In Parasha Eikev, Moses continues his review of the mitzvot. He explains that, when the Jewish people follow the Torah and obey the commandments, they will be rewarded with fruitful families and lands, with abundant crops and flocks.
Then, Moses describes how Scouting works! He describes how God took the Israelites through the Wilderness for 40 years, to test them. God made food scarce, but gave them a new food, unlike anything they had had before, manna, to teach them that “not by bread alone does man live, rather by everything that emanates from the mouth of God does man live. Your garment did not wear out upon you and your feet did not swell these 40 years. You should know in your heart that just as a father will chastise his son, so the Lord, your God, chastises you.” (Deuteronomy 8:3-5)
The Children of Israel were tested in the Wilderness with thirst and hunger they had never encountered before, and because they believed in God they received food every morning with the dew (the manna) and their clothing and shoes did not wear out. These were miracles provided by God. Even when the Israelites sinned, when Moses (the greatest Scoutmaster in history) asked God to forgive them, they received forgiveness. So, like a father correcting his child, God challenged the Israelites and, if they did not respond well, God corrected them, so they would learn.

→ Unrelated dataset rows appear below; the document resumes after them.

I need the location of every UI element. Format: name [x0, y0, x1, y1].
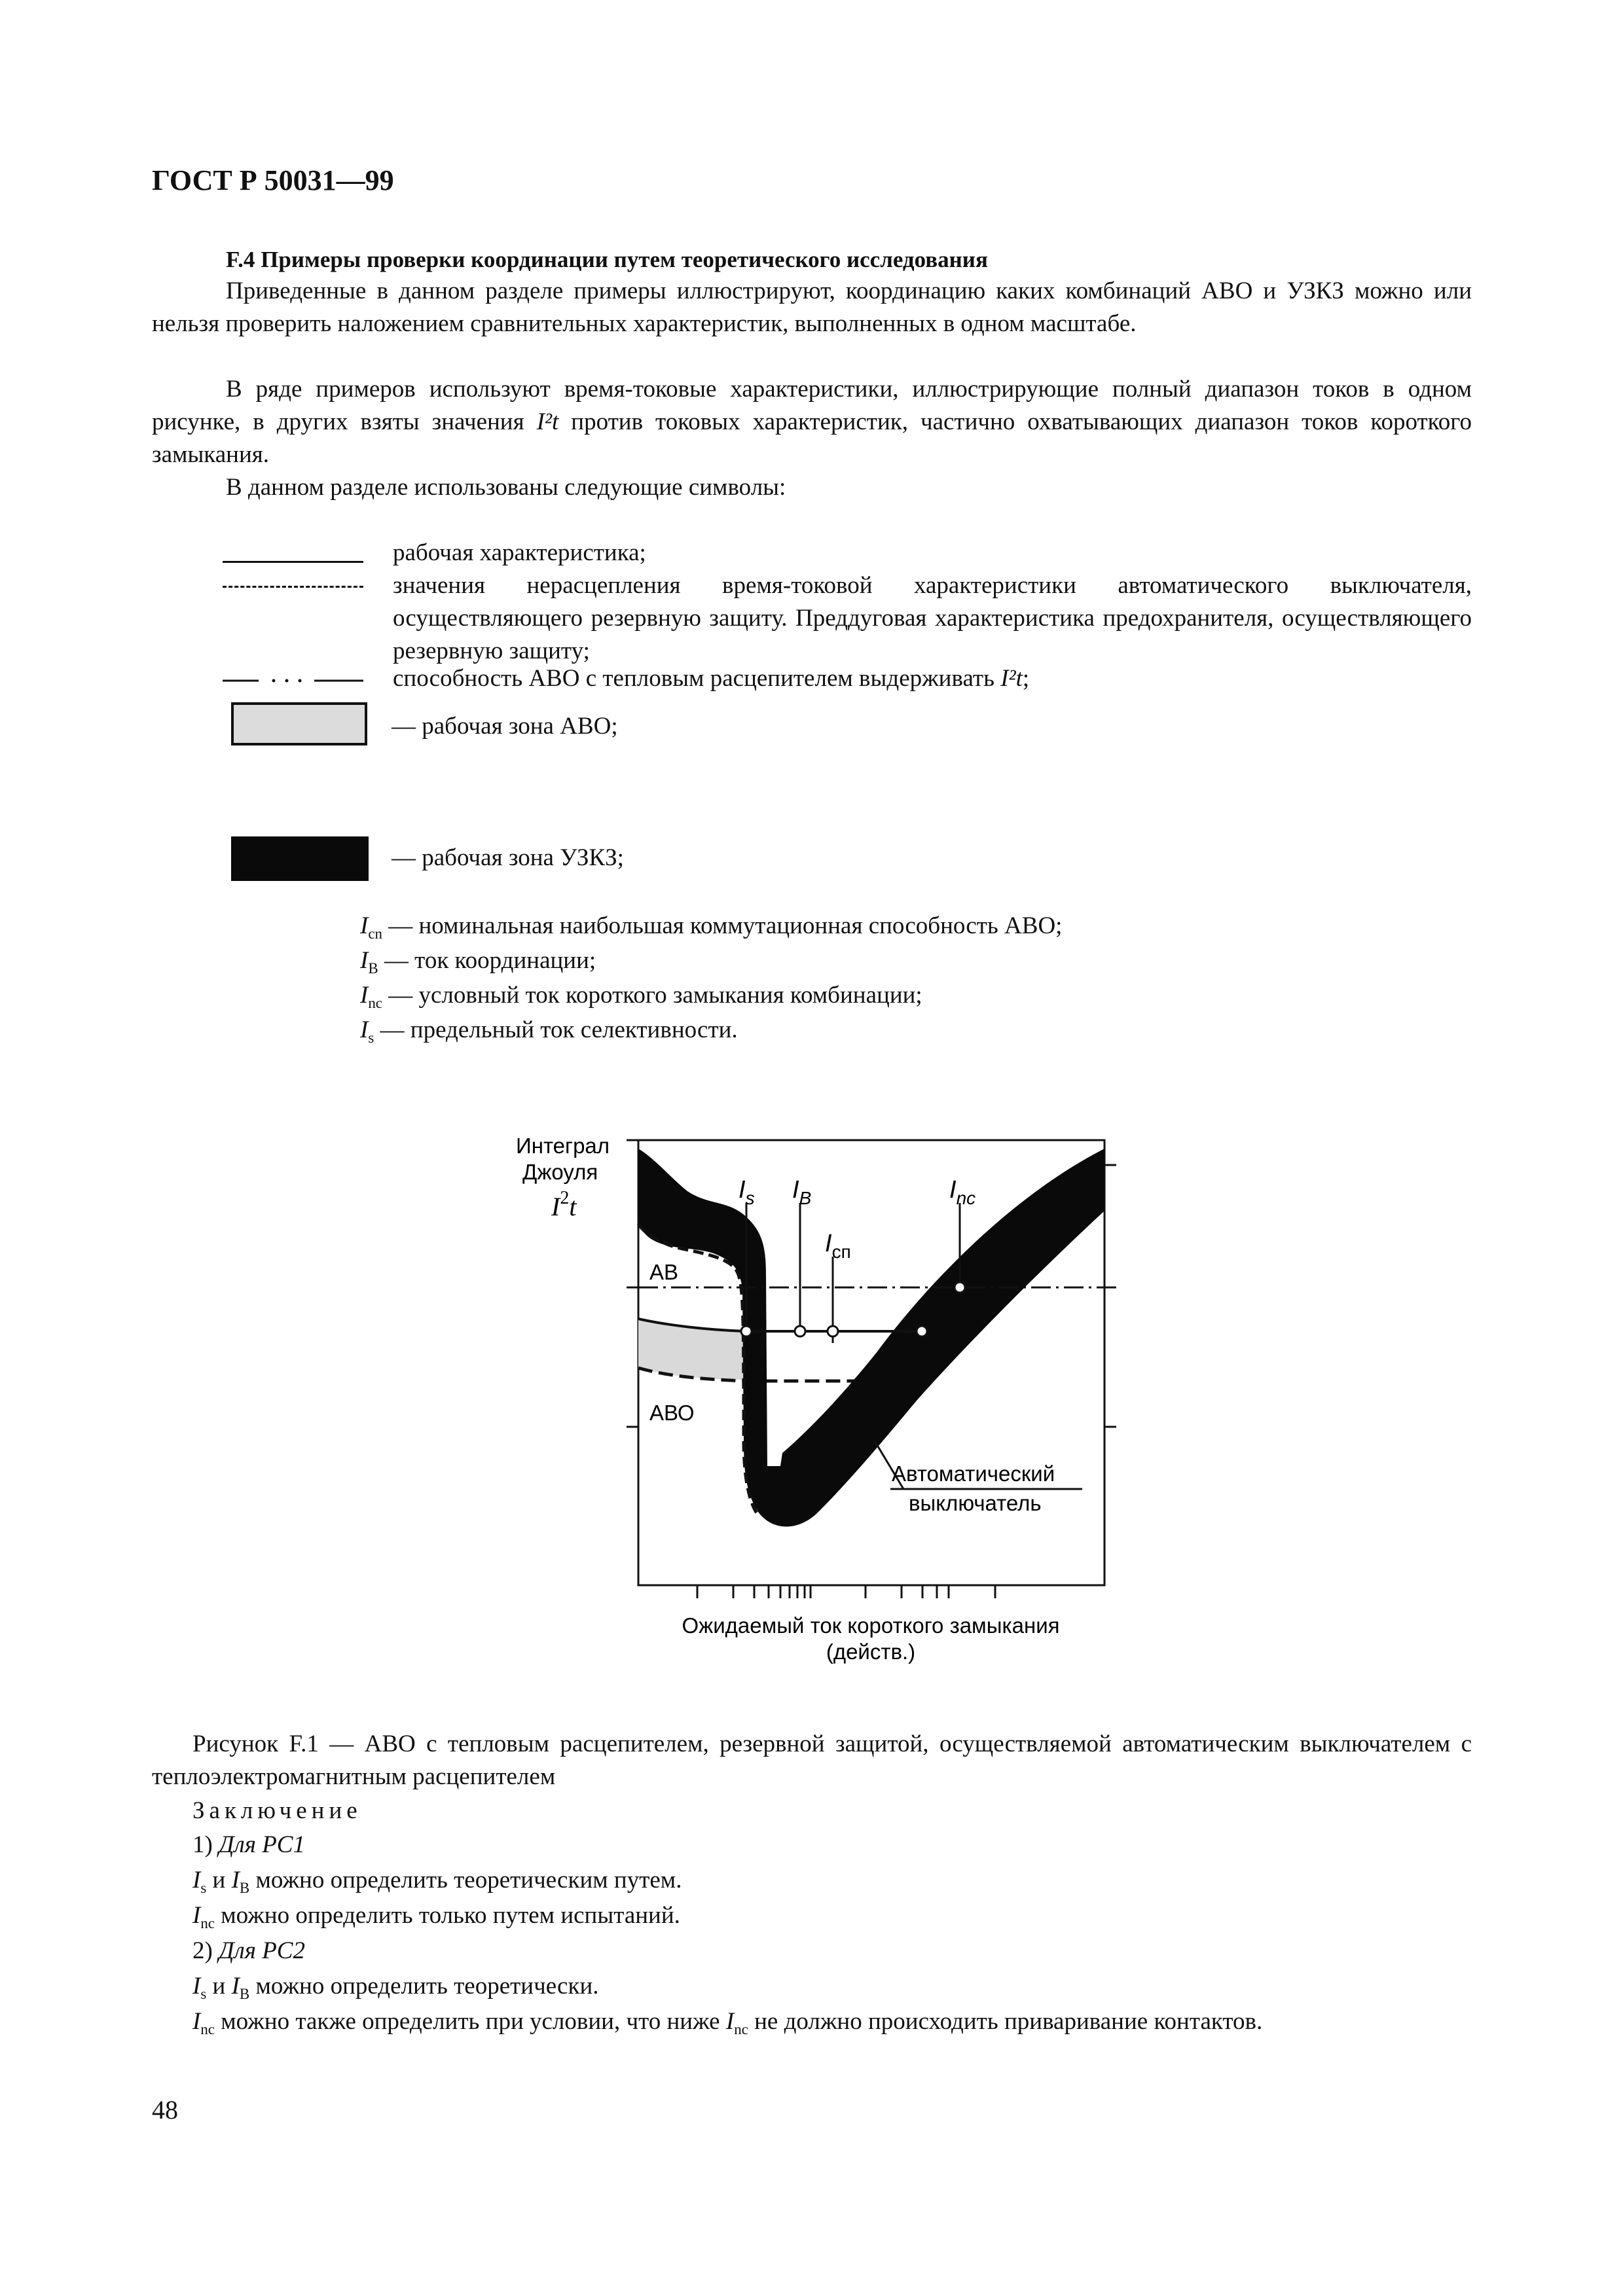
- symbol-inc-sub: nc: [200, 2021, 215, 2038]
- label-inc-i: I: [949, 1176, 957, 1204]
- legend-dashed-line: [223, 586, 363, 588]
- conclusion-item-2-line-2: [192, 2005, 1472, 2046]
- symbol-ib: I: [231, 1973, 240, 2000]
- label-is-i: I: [739, 1176, 746, 1204]
- paragraph-2-text-a: В ряде примеров используют время-токовые характеристики, иллюстрирующие полный диапазон токов в одном рисунке, в других взяты значения: [152, 376, 1472, 435]
- label-ib: [792, 1176, 811, 1208]
- symbol-description: — условный ток короткого замыкания комбинации;: [388, 982, 922, 1009]
- y-axis-label-line2: Джоуля: [522, 1160, 598, 1184]
- label-icn: [825, 1230, 851, 1262]
- symbol-inc-sub: nc: [200, 1915, 215, 1932]
- legend-dashdot-symbol: I²t: [1000, 665, 1023, 692]
- symbol-ib-sub: B: [239, 1880, 250, 1897]
- label-circuit-breaker-line1: Автоматический: [892, 1462, 1055, 1486]
- symbol-ib: I: [231, 1867, 240, 1893]
- label-inc: [949, 1176, 976, 1208]
- paragraph-1: Приведенные в данном разделе примеры иллюстрируют, координацию каких комбинаций АВО и УЗКЗ можно или нельзя проверить наложением сравнительных характеристик, выполненных в одном масштабе.: [152, 278, 1472, 337]
- conclusion-item-1-line-2: [192, 1899, 680, 1940]
- label-inc-sub: nc: [956, 1188, 976, 1208]
- conclusion-item-2-line-1: [192, 1970, 599, 2011]
- symbol-inc-sub: nc: [734, 2021, 748, 2038]
- legend-solid-line: [223, 561, 363, 563]
- symbol-is: I: [192, 1867, 201, 1893]
- symbol-description: — номинальная наибольшая коммутационная способность АВО;: [388, 912, 1063, 939]
- symbol-inc: I: [725, 2008, 735, 2035]
- label-icn-sub: сп: [831, 1242, 851, 1262]
- page-number: 48: [152, 2095, 178, 2125]
- symbol-inc: I: [192, 2008, 201, 2035]
- label-is-sub: s: [745, 1188, 755, 1208]
- x-axis-label-line2: (действ.): [826, 1640, 916, 1664]
- symbol-description: — ток координации;: [384, 947, 596, 974]
- conclusion-item-2-case: Для PC2: [219, 1937, 305, 1964]
- y-axis-symbol-t: t: [569, 1192, 577, 1221]
- label-circuit-breaker-line2: выключатель: [909, 1491, 1042, 1515]
- conclusion-item-1-case: Для PC1: [219, 1831, 305, 1858]
- legend-gray-zone-text: — рабочая зона АВО;: [392, 713, 618, 740]
- conclusion-title: Заключение: [192, 1797, 362, 1824]
- label-abo: АВО: [649, 1401, 695, 1425]
- paragraph-2-symbol: I²t: [536, 408, 559, 435]
- symbol-is: I: [192, 1973, 201, 2000]
- symbol-subscript: B: [368, 960, 378, 977]
- conclusion-item-1-line-1: [192, 1864, 682, 1905]
- section-title: F.4 Примеры проверки координации путем теоретического исследования: [226, 247, 988, 272]
- symbol-name: I: [360, 982, 369, 1009]
- label-ab: АВ: [649, 1260, 679, 1284]
- figure-f1: [498, 1126, 1139, 1689]
- legend-dashdot-text-b: ;: [1022, 665, 1030, 692]
- label-ib-sub: B: [799, 1188, 812, 1208]
- document-header: ГОСТ Р 50031—99: [152, 164, 394, 196]
- y-axis-symbol-sup: 2: [560, 1188, 570, 1208]
- conclusion-item-2-number: 2): [192, 1937, 219, 1964]
- label-is: [739, 1176, 755, 1208]
- y-axis-symbol-i: I: [551, 1192, 560, 1221]
- symbol-subscript: s: [368, 1030, 374, 1047]
- symbol-name: I: [360, 947, 369, 974]
- conclusion-item-1: [192, 1829, 305, 1861]
- conclusion-item-2-line-2-text-a: можно также определить при условии, что ниже: [214, 2008, 726, 2035]
- label-ib-i: I: [792, 1176, 799, 1204]
- conclusion-item-2-line-2-text-b: не должно происходить приваривание контактов.: [748, 2008, 1263, 2035]
- conclusion-item-2-line-1-text: можно определить теоретически.: [249, 1973, 599, 2000]
- legend-black-zone-swatch: [231, 836, 369, 881]
- conjunction: и: [206, 1867, 232, 1893]
- legend-gray-zone-swatch: [231, 702, 367, 745]
- legend-black-zone-text: — рабочая зона УЗКЗ;: [392, 844, 624, 871]
- symbol-inc: I: [192, 1902, 201, 1929]
- symbol-item-is: [360, 1014, 738, 1054]
- legend-dashdot-text: [393, 662, 1029, 695]
- paragraph-3: В данном разделе использованы следующие символы:: [226, 474, 786, 501]
- conclusion-item-1-number: 1): [192, 1831, 219, 1858]
- figure-caption: Рисунок F.1 — АВО с тепловым расцепителем, резервной защитой, осуществляемой автоматическим выключателем с теплоэлектромагнитным расцепителем: [152, 1731, 1472, 1790]
- symbol-name: I: [360, 1016, 369, 1043]
- paragraph-2-text-b: против токовых характеристик, частично охватывающих диапазон токов короткого замыкания.: [152, 408, 1472, 468]
- legend-solid-text: рабочая характеристика;: [393, 539, 646, 566]
- symbol-is-sub: s: [200, 1880, 207, 1897]
- conclusion-item-1-line-1-text: можно определить теоретическим путем.: [249, 1867, 682, 1893]
- label-icn-i: I: [825, 1230, 832, 1257]
- symbol-ib-sub: B: [239, 1986, 250, 2003]
- legend-dashed-text: значения нерасцепления время-токовой характеристики автоматического выключателя, осуществляющего резервную защиту. Преддуговая характеристика предохранителя, осуществляющего резервную защиту;: [393, 572, 1472, 664]
- symbol-name: I: [360, 912, 369, 939]
- y-axis-label-line1: Интеграл: [516, 1134, 610, 1158]
- conclusion-item-2: [192, 1935, 305, 1967]
- symbol-subscript: cn: [368, 925, 382, 942]
- x-axis-label-line1: Ожидаемый ток короткого замыкания: [682, 1613, 1060, 1638]
- y-axis-symbol: [551, 1188, 577, 1221]
- symbol-is-sub: s: [200, 1986, 207, 2003]
- conjunction: и: [206, 1973, 232, 2000]
- symbol-subscript: nc: [368, 995, 382, 1012]
- conclusion-item-1-line-2-text: можно определить только путем испытаний.: [214, 1902, 680, 1929]
- legend-dashdot-line: [223, 677, 367, 684]
- legend-dashdot-text-a: способность АВО с тепловым расцепителем выдерживать: [393, 665, 1001, 692]
- symbol-description: — предельный ток селективности.: [380, 1016, 738, 1043]
- paragraph-2: [152, 373, 1472, 471]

Scouting tests you by challenging you to do things you never did before. Until you began camping with your troop, how many hot meals had you prepared by yourself? How often had you made yourself dry and comfortable in the rain by putting up a tent and getting your gear in it before it got soaked? Had you hiked five miles with a backpack? And when you don’t get the skills right, your patrol leader (who was trained by your Scoutmaster) shows you again how to do it.
The idea is the same. In the Wilderness God prepared the Israelites to face challenges in the spiritual and moral world by following the guide to living lives of holiness – the mitzvot. In the physical world, we prepare to face challenges in our camping wilderness by following the guide to living lives of self-reliance and helpfulness – the Scout Promise and Law.
Even more important, we have the same guide for spiritual living our ancestors did – the Torah. And lucky us, we didn’t have to wander 40 years in the desert to receive it.